PARIS — Hugo Boss slightly raised its full-year forecasts as it reported flat earnings for the third quarter, flagging improved business in its own stores.
The German fashion group, which is in the process of bolstering its business online, expects a small increase in sales this year, up from a previous target of largely stable sales and earnings.
Net income was unchanged at 80.3 million euros over the quarter, while sales inched up 1 percent to 710.7 million euros, with growth driven by business in Europe and its own retail network. The company’s own stores accounted for 5 percent sales growth on a like-for-like basis.
“We are well on track to achieving our goals for 2017 or even exceeding some of them,” said the group’s chief executive officer Mark Langer.
The sales figure was broadly in line with consensus estimates, noted Barclays in a research note to clients. Luca Solca of Exane BNP Paribas also said the sales were overall in line with expectations, but noted like-for-like growth beat expectations.

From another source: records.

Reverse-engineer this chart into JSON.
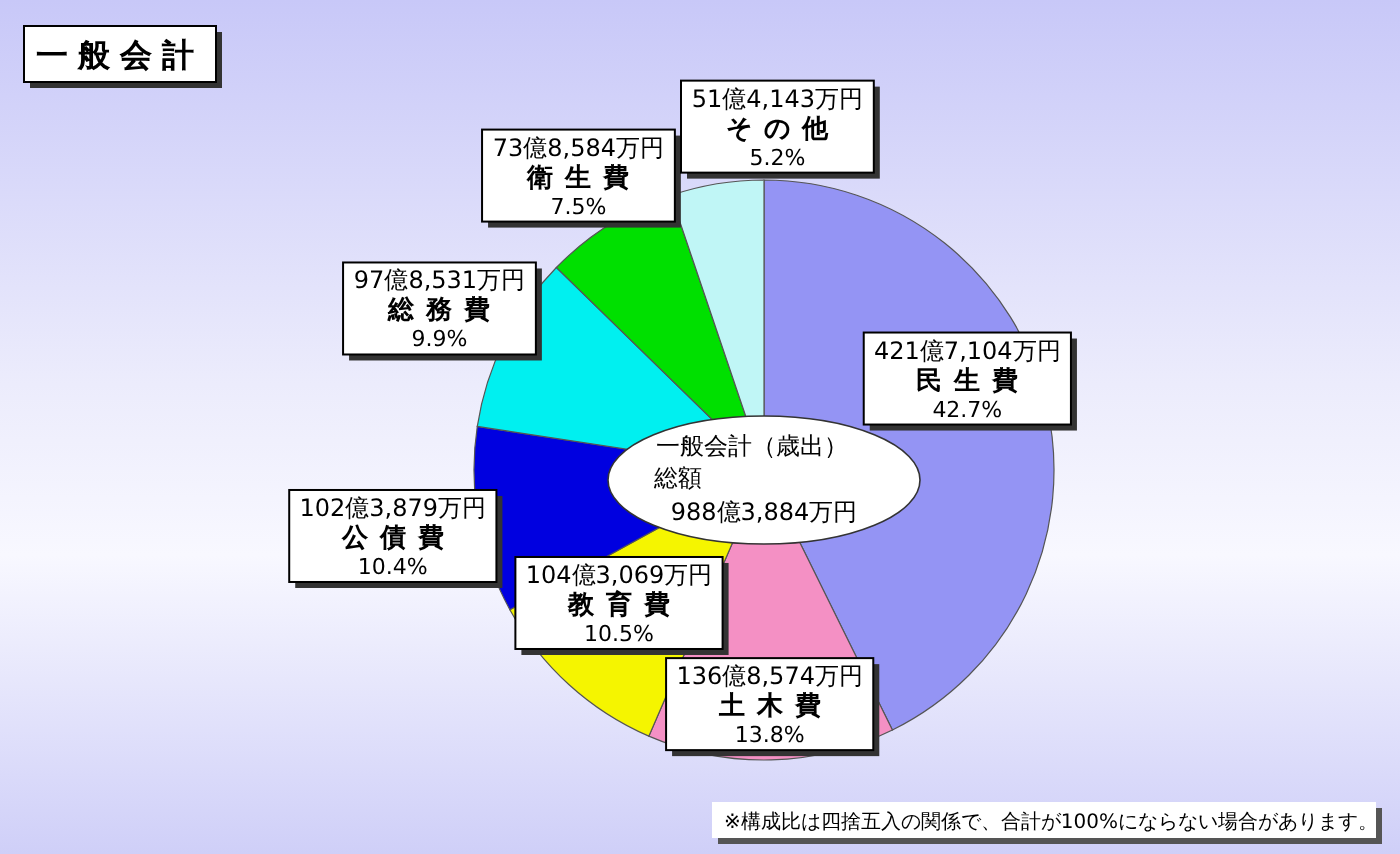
{
  "chart_data": {
    "type": "pie",
    "title": "一般会計",
    "categories": [
      "民生費",
      "土木費",
      "教育費",
      "公債費",
      "総務費",
      "衛生費",
      "その他"
    ],
    "values": [
      42.7,
      13.8,
      10.5,
      10.4,
      9.9,
      7.5,
      5.2
    ],
    "colors": [
      "#9494f4",
      "#f490c4",
      "#f5f500",
      "#0000e0",
      "#00f0f0",
      "#00e000",
      "#c0f6f6"
    ],
    "value_labels": [
      "42.7%",
      "13.8%",
      "10.5%",
      "10.4%",
      "9.9%",
      "7.5%",
      "5.2%"
    ],
    "annotations": [
      {
        "text": "421億7,104万円",
        "x": "民生費"
      },
      {
        "text": "136億8,574万円",
        "x": "土木費"
      },
      {
        "text": "104億3,069万円",
        "x": "教育費"
      },
      {
        "text": "102億3,879万円",
        "x": "公債費"
      },
      {
        "text": "97億8,531万円",
        "x": "総務費"
      },
      {
        "text": "73億8,584万円",
        "x": "衛生費"
      },
      {
        "text": "51億4,143万円",
        "x": "その他"
      },
      "一般会計（歳出）",
      "総額",
      "988億3,884万円",
      "※構成比は四捨五入の関係で、合計が100%にならない場合があります。"
    ]
  }
}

“Virtually all of the good news should be already priced in,” however, said Solca. Shares closed up 1.6 percent at 76.40 euros.
“Hugo Boss is a mature company in a mature market segment, with a better perspective though, after the midprice repositioning,” Solca added.
Hugo Boss noted an improvement in its own retail business in the U.S. for the first time in two years and highlighted growth in the U.K. and China over the quarter. Growth was stronger in mainland China, Langer said in a conference call with analysts, noting more “muted development” in Hong Kong and Macau.
Sales in Europe rose 4 percent over the quarter to 474 million euros, fueled by growth in the U.K., up 9 percent when adjusted for currencies.
Sales in the Americas region declined 8 percent, dragged down by a double-digit decline in the U.S. wholesale business, while business improved in its own stores in the country.
The group’s wholesale business overall continued to decline, the company said.
Hugo Boss is working to overhaul the company by stepping up the online component of its wholesale channel and rolling out a new store concept. It recently reopened stores in Geneva and Birmingham under the concept, and is gearing up for new stores across Europe including Amsterdam, London, Paris and Berlin in the spring. The company pushed a number of renovation projects to next year in order to incorporate findings from those already refurbished, Langer said. The company has been revisiting its network of more than 400 stores, and has closed four in the U.S. since the beginning of the year.
In the online sphere, a priority for the company, executives are working on improving the brand’s web site as well as better using digital capacities for operational processes, Langer explained.
The company just started taking orders from its digital Hugo showroom.
The group has also been promoting its notoriety, with a social media campaign called “own your journey” for the Boss brand.
Hugo Boss is working on “upping our game in digital marketing,” said Langer, noting the process entailed generating a lot of digital content.
The company has turned its focus on the increasing popularity of leisurewear, a category that accounts for more than half of company sales.
The group said it expects sales in its own stores to increase at a midsingle-digit percentage rate, adjusted for currencies, with its license business growing at a double-digit percentage rate, while wholesale sales will decline in the low- to midsingle-digit rate.